Явившись во дворец с самого утра, господин Ишнайя известил государя о случившемся и ходатайствовал о назначении инспектором старшего советника при ведомстве церемоний и обрядов, господина Азруца.
Император слушал министра рассеянно, поглаживая белыми, нервными пальцами нефритовый рельеф малой приемной комнаты. Рельеф вспухал к потолку бесчисленными изображениями императора Вея, принимающего дары богов: водяные колеса и зрелые снопы, веревки и молоток строителя, мотыгу земледельца и топор плотника.
Придворный художник, вместо того, чтобы верно передать всепроникающую заботу о народе, просто вывел государя единственным собственником мироздания. И рельеф, и зала, и весь дворец, пропитанные гнилым духом последнего царствования, претили молодому императору.
Роспись нового дворца будет прославлять народ, а не правителей, – но боже мой, как бесстыдно долго затягивается строительство, с какой радостью работают люди, кого ни спроси, и с каким нахальством высшие чиновники жалуются на нехватку людей и средств…
Господин Ишнайя почтительно ждал государева решения.
Молодой император, улыбаясь, сообщил Ишнайе, что главноуправитель Мнадес уже известил его о волнениях, но назвал другую кандидатуру.
– Так что я выберу между ними в час, назначенный для гаданий, – заключил император.
Господин Мнадес выразил сомнение, стоит ли отдавать назначение воле случая…
– Не думаю, что совет моего небесного отца будет хуже вашего, – заметил император.
Господин Мнадес вздохнул про себя. Император вряд ли собирался гадать, но он явно собирался объяснить свой выбор гаданием и тем дать понять придворным, что не предпочитает, как и прежде, ни одной из враждующих дворцовых группировок.
– Все стареет, – проговорил император, беспокойно дергаясь. – Уже третье восстание в этом году, и подумать когда – в Иров день. Все это началось при матери, – добавил он. – Почему происходят восстания, господин Мнадес?
– У Ирова дня странная репутация, – осторожно сказал министр.
– Вздор, – вздрогнул государь, – вздор и суеверие. Восстания происходят оттого, что чиновники прожорливы, а народ голодает. Может, все-таки выдавать жителям Нижних Городов государственные запасы?

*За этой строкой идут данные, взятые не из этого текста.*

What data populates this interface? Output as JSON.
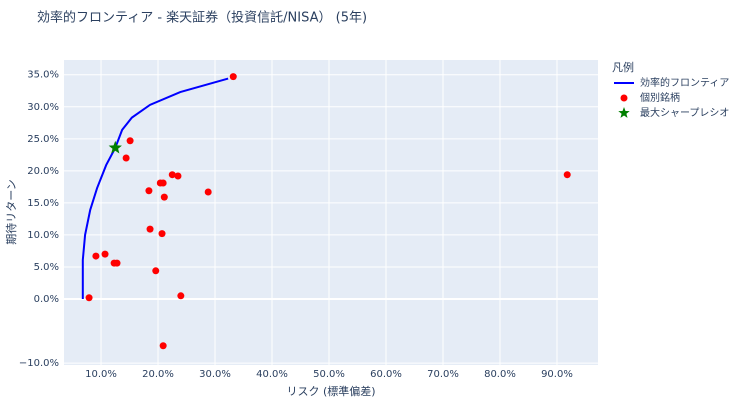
{
  "chart_data": {
    "type": "scatter",
    "title": "効率的フロンティア - 楽天証券（投資信託/NISA） (5年)",
    "x_label": "リスク (標準偏差)",
    "y_label": "期待リターン",
    "legend_title": "凡例",
    "legend": "right",
    "xlim": [
      0.035,
      0.972
    ],
    "ylim": [
      -0.103,
      0.373
    ],
    "xticks": [
      {
        "value": 0.1,
        "label": "10.0%"
      },
      {
        "value": 0.2,
        "label": "20.0%"
      },
      {
        "value": 0.3,
        "label": "30.0%"
      },
      {
        "value": 0.4,
        "label": "40.0%"
      },
      {
        "value": 0.5,
        "label": "50.0%"
      },
      {
        "value": 0.6,
        "label": "60.0%"
      },
      {
        "value": 0.7,
        "label": "70.0%"
      },
      {
        "value": 0.8,
        "label": "80.0%"
      },
      {
        "value": 0.9,
        "label": "90.0%"
      }
    ],
    "yticks": [
      {
        "value": -0.1,
        "label": "−10.0%"
      },
      {
        "value": 0,
        "label": "0.0%"
      },
      {
        "value": 0.05,
        "label": "5.0%"
      },
      {
        "value": 0.1,
        "label": "10.0%"
      },
      {
        "value": 0.15,
        "label": "15.0%"
      },
      {
        "value": 0.2,
        "label": "20.0%"
      },
      {
        "value": 0.25,
        "label": "25.0%"
      },
      {
        "value": 0.3,
        "label": "30.0%"
      },
      {
        "value": 0.35,
        "label": "35.0%"
      }
    ],
    "grid": true,
    "series": [
      {
        "name": "効率的フロンティア",
        "color": "#0000ff",
        "mode": "line",
        "x": [
          0.068,
          0.068,
          0.072,
          0.081,
          0.093,
          0.109,
          0.125,
          0.137,
          0.154,
          0.186,
          0.239,
          0.323
        ],
        "y": [
          0.0,
          0.061,
          0.1,
          0.139,
          0.173,
          0.209,
          0.236,
          0.264,
          0.283,
          0.303,
          0.323,
          0.344
        ]
      },
      {
        "name": "個別銘柄",
        "color": "#ff0000",
        "mode": "markers",
        "x": [
          0.079,
          0.091,
          0.107,
          0.123,
          0.128,
          0.144,
          0.151,
          0.184,
          0.186,
          0.196,
          0.204,
          0.209,
          0.207,
          0.211,
          0.209,
          0.225,
          0.235,
          0.24,
          0.288,
          0.332,
          0.918
        ],
        "y": [
          0.002,
          0.067,
          0.07,
          0.056,
          0.056,
          0.22,
          0.247,
          0.169,
          0.109,
          0.044,
          0.181,
          0.181,
          0.102,
          0.159,
          -0.073,
          0.194,
          0.192,
          0.005,
          0.167,
          0.347,
          0.194
        ]
      },
      {
        "name": "最大シャープレシオ",
        "color": "#008000",
        "mode": "star",
        "x": [
          0.125
        ],
        "y": [
          0.236
        ]
      }
    ]
  }
}
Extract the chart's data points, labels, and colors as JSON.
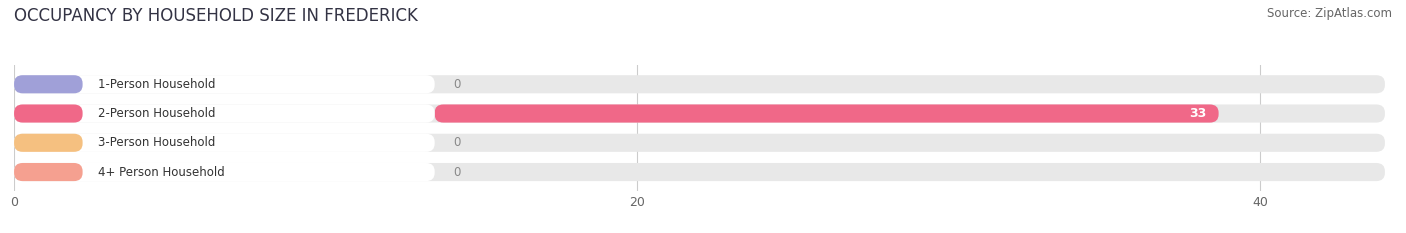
{
  "title": "OCCUPANCY BY HOUSEHOLD SIZE IN FREDERICK",
  "source": "Source: ZipAtlas.com",
  "categories": [
    "1-Person Household",
    "2-Person Household",
    "3-Person Household",
    "4+ Person Household"
  ],
  "values": [
    0,
    33,
    0,
    0
  ],
  "bar_colors": [
    "#a0a0d8",
    "#f06888",
    "#f5c080",
    "#f5a090"
  ],
  "xlim": [
    0,
    44
  ],
  "xticks": [
    0,
    20,
    40
  ],
  "background_color": "#ffffff",
  "track_color": "#e8e8e8",
  "label_box_color": "#ffffff",
  "title_fontsize": 12,
  "source_fontsize": 8.5,
  "bar_height": 0.62
}
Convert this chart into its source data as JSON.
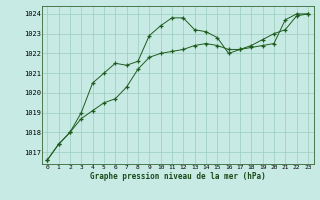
{
  "title": "Graphe pression niveau de la mer (hPa)",
  "background_color": "#c8eae4",
  "plot_bg_color": "#c8eae4",
  "grid_color": "#99ccbb",
  "line_color": "#1e5c1e",
  "marker_color": "#1e5c1e",
  "hours": [
    0,
    1,
    2,
    3,
    4,
    5,
    6,
    7,
    8,
    9,
    10,
    11,
    12,
    13,
    14,
    15,
    16,
    17,
    18,
    19,
    20,
    21,
    22,
    23
  ],
  "line1": [
    1016.6,
    1017.4,
    1018.0,
    1018.7,
    1019.1,
    1019.5,
    1019.7,
    1020.3,
    1021.2,
    1021.8,
    1022.0,
    1022.1,
    1022.2,
    1022.4,
    1022.5,
    1022.4,
    1022.2,
    1022.2,
    1022.4,
    1022.7,
    1023.0,
    1023.2,
    1023.9,
    1024.0
  ],
  "line2": [
    1016.6,
    1017.4,
    1018.0,
    1019.0,
    1020.5,
    1021.0,
    1021.5,
    1021.4,
    1021.6,
    1022.9,
    1023.4,
    1023.8,
    1023.8,
    1023.2,
    1023.1,
    1022.8,
    1022.0,
    1022.2,
    1022.3,
    1022.4,
    1022.5,
    1023.7,
    1024.0,
    1024.0
  ],
  "ylim": [
    1016.4,
    1024.4
  ],
  "yticks": [
    1017,
    1018,
    1019,
    1020,
    1021,
    1022,
    1023,
    1024
  ],
  "xlim": [
    -0.5,
    23.5
  ],
  "xticks": [
    0,
    1,
    2,
    3,
    4,
    5,
    6,
    7,
    8,
    9,
    10,
    11,
    12,
    13,
    14,
    15,
    16,
    17,
    18,
    19,
    20,
    21,
    22,
    23
  ]
}
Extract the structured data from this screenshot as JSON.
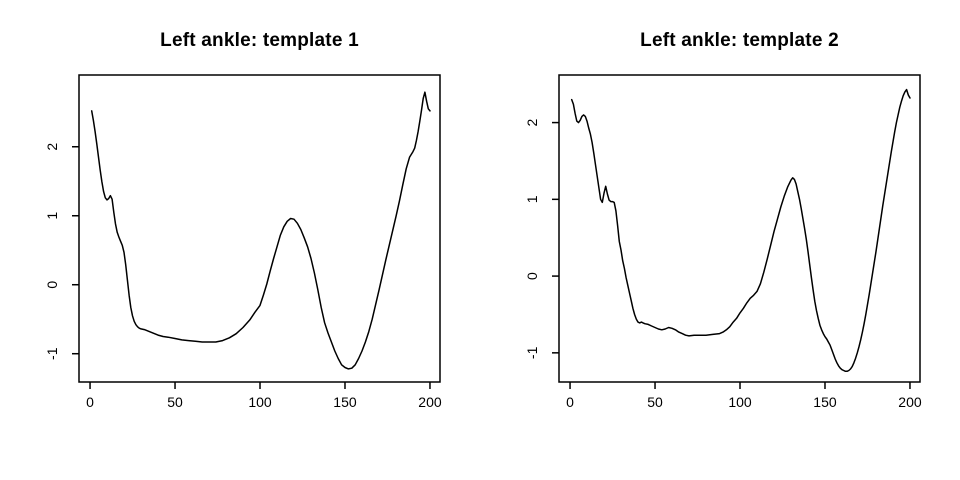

Сердце господина Мнадеса затрепетало. Давно и безуспешно старался он убедить государя в необходимости реформы, после которой государство будет снабжать всех бедствующих подданных империи, безразлично, приписаны ли они к деревне и цеху, или нет. Господин Мнадес настаивал, что такая реформа – единственный способ успокоить назревавшее недовольство и с обычным для него великодушием предлагал взять на себя все обязанности по распределению необходимого продовольствия. Господин Ишнайя возражал, что такая реформа – верный способ узаконить бездельников. «Спрос на раздаваемые запасы мгновенно возрастет, а деревни опустеют», – указывал он. Кроме того, господин Ишнайя полагал, что, если уж создавать подобное ведомство, то уж ставить во главе такой миллиардной кормушки надо человека безусловно честного, – например, зятя господина Ишнайи.
– Нет, – проговорил император, – такие выдачи нарушат традицию. И к тому же это приведет к слишком большим злоупотреблениям, – добавил он, пристально глядя своими большими карими глазами на первого министра. – Распорядитесь, чтобы в Харайне перевели из государственных припасов на счет желтого монастыря два рисовых миллиона. Пусть монахи раздают.
После утренней аудиенции император отправился на охоту.
Простонародье рассказывало о государственных заповедниках всякие басни: говорили, например, что так живет черепаха Шушу, которая раз вместо яиц сносит гигантский изумруд, дарующий владельцу ясновидение, справедливость и долгую жизнь. При дворе только улыбались народной доверчивости: образованные люди знали, что черепаха Шушу живет за Западными Горами. Но иные звери из государева парка и вправду давно перевелись в простых местах, – земли в империи было мало, на центральной равнине прорезанные канавками поля давно вытеснили болота и леса с живностью, описанной в хрониках первых династий.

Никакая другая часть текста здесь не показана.